By cultivating multidisciplinary teams and prioritising lifelong learning, ABB is building a workforce ready to lead industrial transformation. This reaffirms its commitment to people as its greatest strength.
In addition, Atiya also emphasised at this year’s World Economic Forum in Davos, “Like robotics, AI will lead to new jobs and change the way we work. We must inspire innovation and emphasise the importance of learning and upskilling to realise its benefits.”
Synthetic Data and AI Limitations
ABB’s success is built on collaboration. To foster innovation, it works with startups, universities, and technology leaders. Partnerships like its acquisition of Sevensense for advanced robot navigation and ongoing collaborations with IIT Bombay are vital to scaling breakthroughs.
Atiya was candid about the challenges of AI, particularly the risks of bias and data misalignment.
He stressed the importance of synthetic data in addressing the shortage of real-world training data but warned of the risks of amplifying existing biases if quality controls are inadequate.
He also acknowledged that while generative AI and LLMs have potential, they face limitations.

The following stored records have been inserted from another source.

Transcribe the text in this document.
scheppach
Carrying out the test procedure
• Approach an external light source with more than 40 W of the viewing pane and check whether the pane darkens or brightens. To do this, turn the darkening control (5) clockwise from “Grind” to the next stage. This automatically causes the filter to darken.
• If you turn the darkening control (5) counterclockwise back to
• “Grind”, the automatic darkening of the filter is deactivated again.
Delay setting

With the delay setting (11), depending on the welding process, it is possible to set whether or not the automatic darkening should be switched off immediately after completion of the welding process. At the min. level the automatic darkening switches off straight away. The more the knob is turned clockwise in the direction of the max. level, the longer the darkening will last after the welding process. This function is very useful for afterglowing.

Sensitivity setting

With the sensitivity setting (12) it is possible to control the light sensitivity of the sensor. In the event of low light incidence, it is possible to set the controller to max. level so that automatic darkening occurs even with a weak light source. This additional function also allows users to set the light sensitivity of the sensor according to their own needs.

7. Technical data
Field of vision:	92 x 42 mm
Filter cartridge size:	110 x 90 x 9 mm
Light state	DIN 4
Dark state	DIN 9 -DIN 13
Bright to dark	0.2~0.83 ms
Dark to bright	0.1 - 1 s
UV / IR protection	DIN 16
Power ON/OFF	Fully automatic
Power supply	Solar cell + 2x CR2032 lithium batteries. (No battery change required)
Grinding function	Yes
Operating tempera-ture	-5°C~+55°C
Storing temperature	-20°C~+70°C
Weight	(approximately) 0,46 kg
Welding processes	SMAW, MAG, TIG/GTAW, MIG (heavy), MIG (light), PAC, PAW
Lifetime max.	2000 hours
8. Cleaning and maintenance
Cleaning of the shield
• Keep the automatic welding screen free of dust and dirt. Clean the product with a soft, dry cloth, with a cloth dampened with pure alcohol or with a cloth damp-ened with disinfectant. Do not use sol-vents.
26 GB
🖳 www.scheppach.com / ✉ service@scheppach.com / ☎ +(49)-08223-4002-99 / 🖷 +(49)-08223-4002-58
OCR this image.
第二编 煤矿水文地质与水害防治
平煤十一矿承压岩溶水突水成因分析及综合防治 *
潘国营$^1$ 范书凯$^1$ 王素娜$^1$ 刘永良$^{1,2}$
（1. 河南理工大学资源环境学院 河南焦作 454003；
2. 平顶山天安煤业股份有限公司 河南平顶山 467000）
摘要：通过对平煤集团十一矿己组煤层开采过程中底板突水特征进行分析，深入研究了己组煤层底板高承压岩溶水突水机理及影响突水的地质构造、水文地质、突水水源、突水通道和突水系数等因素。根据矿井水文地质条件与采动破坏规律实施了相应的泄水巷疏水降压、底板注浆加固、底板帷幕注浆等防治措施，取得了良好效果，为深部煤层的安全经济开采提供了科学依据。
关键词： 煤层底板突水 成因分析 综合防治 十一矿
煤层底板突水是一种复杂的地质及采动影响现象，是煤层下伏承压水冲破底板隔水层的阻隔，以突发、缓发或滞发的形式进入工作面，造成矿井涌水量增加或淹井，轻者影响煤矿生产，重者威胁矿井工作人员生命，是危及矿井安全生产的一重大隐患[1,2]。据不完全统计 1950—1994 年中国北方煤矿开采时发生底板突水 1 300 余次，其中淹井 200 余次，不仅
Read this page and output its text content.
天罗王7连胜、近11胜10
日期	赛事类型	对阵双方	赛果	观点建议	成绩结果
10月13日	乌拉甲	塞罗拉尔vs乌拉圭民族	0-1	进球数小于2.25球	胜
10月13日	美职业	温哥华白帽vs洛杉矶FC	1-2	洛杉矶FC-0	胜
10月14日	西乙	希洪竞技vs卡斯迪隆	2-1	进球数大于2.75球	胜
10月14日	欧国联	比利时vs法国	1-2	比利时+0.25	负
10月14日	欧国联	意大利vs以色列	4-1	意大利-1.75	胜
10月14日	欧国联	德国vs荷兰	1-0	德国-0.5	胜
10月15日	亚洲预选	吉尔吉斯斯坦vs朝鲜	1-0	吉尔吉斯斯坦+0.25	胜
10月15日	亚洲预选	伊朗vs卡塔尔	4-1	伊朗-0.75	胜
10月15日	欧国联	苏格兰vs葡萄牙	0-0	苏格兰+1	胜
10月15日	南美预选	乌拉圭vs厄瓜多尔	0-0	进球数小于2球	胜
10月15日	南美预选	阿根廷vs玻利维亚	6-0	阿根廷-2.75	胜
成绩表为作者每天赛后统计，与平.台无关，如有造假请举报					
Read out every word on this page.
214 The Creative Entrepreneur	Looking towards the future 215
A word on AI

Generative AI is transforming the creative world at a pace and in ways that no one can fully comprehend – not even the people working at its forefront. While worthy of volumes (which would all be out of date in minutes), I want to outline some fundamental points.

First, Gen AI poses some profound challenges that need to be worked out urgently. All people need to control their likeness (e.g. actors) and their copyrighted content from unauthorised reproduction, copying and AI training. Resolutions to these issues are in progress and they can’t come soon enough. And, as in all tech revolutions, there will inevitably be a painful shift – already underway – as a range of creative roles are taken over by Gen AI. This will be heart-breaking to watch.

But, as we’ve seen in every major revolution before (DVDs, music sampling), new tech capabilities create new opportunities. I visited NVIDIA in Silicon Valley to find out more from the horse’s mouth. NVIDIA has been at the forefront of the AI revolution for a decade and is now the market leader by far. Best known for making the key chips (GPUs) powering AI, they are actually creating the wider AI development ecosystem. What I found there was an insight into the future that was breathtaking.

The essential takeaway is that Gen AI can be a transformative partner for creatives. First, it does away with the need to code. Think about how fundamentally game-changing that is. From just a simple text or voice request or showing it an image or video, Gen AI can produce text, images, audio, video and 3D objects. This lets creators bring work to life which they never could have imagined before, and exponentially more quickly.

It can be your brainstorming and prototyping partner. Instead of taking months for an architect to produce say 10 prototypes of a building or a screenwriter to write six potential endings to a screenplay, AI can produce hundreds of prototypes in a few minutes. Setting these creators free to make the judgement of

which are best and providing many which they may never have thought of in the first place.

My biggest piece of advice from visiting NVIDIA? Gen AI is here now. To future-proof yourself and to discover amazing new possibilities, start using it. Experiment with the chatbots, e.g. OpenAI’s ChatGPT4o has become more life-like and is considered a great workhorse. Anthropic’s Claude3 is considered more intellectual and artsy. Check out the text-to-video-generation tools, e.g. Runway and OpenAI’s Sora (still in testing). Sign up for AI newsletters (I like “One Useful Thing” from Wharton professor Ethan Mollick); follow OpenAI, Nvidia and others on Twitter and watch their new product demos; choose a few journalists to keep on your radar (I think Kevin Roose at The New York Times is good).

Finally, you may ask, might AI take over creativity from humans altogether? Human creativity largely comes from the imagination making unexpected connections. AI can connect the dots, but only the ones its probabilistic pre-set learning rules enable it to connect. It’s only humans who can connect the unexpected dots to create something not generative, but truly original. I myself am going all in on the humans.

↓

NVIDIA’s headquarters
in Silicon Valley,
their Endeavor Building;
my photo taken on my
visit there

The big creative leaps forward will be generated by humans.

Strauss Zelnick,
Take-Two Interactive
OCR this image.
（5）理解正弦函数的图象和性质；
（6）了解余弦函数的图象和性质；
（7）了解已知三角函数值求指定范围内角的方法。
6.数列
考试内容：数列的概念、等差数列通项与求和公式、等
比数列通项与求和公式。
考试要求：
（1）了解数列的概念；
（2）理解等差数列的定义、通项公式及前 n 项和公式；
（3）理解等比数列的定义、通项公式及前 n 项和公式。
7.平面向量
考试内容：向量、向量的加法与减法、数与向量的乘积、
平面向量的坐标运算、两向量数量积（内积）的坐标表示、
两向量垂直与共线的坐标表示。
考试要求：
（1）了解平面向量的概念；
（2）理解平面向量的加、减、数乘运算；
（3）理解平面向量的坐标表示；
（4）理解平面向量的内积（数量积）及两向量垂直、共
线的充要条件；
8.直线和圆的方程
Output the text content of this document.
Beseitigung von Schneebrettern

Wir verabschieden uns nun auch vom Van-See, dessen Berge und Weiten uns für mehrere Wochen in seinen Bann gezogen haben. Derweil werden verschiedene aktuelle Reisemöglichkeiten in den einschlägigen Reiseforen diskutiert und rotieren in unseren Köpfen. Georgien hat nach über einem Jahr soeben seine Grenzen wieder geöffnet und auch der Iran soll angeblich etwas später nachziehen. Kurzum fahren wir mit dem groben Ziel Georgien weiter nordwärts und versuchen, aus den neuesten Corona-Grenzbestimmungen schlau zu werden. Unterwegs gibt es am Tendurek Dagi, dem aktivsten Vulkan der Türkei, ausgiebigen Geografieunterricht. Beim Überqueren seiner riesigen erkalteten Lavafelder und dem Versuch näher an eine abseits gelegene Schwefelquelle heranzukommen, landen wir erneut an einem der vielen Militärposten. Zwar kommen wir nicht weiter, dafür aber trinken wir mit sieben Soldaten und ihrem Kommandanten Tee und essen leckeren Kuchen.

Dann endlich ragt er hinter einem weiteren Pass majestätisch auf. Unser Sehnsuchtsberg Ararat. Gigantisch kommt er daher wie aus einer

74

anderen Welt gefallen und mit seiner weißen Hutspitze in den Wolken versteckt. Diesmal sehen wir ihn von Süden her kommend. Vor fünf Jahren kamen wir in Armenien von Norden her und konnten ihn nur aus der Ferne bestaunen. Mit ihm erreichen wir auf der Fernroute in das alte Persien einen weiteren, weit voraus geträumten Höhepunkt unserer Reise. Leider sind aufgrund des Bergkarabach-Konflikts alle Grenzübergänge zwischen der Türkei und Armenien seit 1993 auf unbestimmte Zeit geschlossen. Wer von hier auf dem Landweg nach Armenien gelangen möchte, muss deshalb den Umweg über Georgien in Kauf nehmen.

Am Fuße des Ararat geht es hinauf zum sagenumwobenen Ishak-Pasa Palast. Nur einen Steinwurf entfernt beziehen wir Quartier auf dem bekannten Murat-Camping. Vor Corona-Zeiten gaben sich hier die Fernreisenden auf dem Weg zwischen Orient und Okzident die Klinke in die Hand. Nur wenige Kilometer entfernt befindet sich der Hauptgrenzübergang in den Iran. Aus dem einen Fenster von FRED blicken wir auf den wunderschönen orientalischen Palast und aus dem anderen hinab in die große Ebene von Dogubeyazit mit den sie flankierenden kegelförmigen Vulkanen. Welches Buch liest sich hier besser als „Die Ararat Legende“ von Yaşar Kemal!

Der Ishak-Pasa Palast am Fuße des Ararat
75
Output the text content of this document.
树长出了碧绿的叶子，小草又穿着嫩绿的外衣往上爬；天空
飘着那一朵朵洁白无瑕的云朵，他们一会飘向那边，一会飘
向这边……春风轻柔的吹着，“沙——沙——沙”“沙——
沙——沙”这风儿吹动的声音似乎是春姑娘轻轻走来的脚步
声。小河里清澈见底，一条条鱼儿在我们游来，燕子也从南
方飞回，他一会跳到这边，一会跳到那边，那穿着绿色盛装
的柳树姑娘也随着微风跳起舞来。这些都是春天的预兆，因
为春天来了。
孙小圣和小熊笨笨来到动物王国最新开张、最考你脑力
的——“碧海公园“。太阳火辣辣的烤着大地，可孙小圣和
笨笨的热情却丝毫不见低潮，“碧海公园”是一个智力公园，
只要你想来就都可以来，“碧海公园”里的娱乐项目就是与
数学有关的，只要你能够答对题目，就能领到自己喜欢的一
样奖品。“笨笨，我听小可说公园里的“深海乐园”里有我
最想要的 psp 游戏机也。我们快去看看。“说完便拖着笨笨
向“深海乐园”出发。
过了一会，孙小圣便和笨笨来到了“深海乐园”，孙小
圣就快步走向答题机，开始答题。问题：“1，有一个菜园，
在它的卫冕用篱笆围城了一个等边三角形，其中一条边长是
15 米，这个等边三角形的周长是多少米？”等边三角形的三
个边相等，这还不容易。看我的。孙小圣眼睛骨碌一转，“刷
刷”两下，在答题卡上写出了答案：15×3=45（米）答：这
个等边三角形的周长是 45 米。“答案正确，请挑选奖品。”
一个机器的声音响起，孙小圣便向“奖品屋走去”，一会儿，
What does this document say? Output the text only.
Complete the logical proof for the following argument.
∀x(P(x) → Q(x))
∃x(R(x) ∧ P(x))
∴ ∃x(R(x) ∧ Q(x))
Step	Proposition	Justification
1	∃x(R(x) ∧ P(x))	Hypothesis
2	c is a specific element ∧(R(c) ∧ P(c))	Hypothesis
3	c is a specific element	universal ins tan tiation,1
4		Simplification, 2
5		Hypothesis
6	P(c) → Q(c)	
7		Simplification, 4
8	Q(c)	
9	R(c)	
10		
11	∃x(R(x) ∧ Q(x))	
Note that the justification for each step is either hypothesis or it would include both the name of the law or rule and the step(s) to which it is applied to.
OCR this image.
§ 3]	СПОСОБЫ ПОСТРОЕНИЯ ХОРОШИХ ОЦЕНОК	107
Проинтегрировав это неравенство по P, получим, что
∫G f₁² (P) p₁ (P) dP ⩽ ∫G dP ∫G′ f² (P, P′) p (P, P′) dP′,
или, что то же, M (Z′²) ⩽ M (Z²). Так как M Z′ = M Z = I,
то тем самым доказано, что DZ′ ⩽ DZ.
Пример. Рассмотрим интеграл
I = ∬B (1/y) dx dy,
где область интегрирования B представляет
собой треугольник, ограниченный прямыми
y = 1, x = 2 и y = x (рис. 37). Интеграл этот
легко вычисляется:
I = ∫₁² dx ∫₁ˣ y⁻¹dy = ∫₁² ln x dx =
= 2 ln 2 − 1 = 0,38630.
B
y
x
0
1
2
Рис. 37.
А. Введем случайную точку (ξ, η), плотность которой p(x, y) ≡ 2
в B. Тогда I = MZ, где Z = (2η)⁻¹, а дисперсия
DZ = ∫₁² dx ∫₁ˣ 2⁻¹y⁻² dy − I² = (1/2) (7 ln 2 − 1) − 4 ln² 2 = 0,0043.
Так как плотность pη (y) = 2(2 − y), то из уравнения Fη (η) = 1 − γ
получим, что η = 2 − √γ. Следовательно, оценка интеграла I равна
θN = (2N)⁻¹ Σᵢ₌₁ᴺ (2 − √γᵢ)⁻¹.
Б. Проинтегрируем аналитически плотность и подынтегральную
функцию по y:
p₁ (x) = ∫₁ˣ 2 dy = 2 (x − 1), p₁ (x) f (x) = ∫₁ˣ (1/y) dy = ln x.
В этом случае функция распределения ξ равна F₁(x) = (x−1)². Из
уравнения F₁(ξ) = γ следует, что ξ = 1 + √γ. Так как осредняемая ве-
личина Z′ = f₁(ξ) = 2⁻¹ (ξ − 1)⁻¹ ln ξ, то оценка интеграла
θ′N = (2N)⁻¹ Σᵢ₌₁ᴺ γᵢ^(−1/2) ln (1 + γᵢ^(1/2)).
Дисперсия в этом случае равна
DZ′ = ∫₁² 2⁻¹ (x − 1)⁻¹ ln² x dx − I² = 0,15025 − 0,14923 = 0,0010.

The Future of Human-Machine Collaboration
Atiya sees natural language interaction as the next frontier for human-machine collaboration. ABB is pioneering systems that enable robots to understand complex verbal commands, such as arranging objects based on human instructions.
“In the past, we had to learn the language of machines. In the future, machines will learn ours,” he noted. This focus on human-centric AI aligns with ABB’s broader mission of enhancing human capabilities, not replacing them.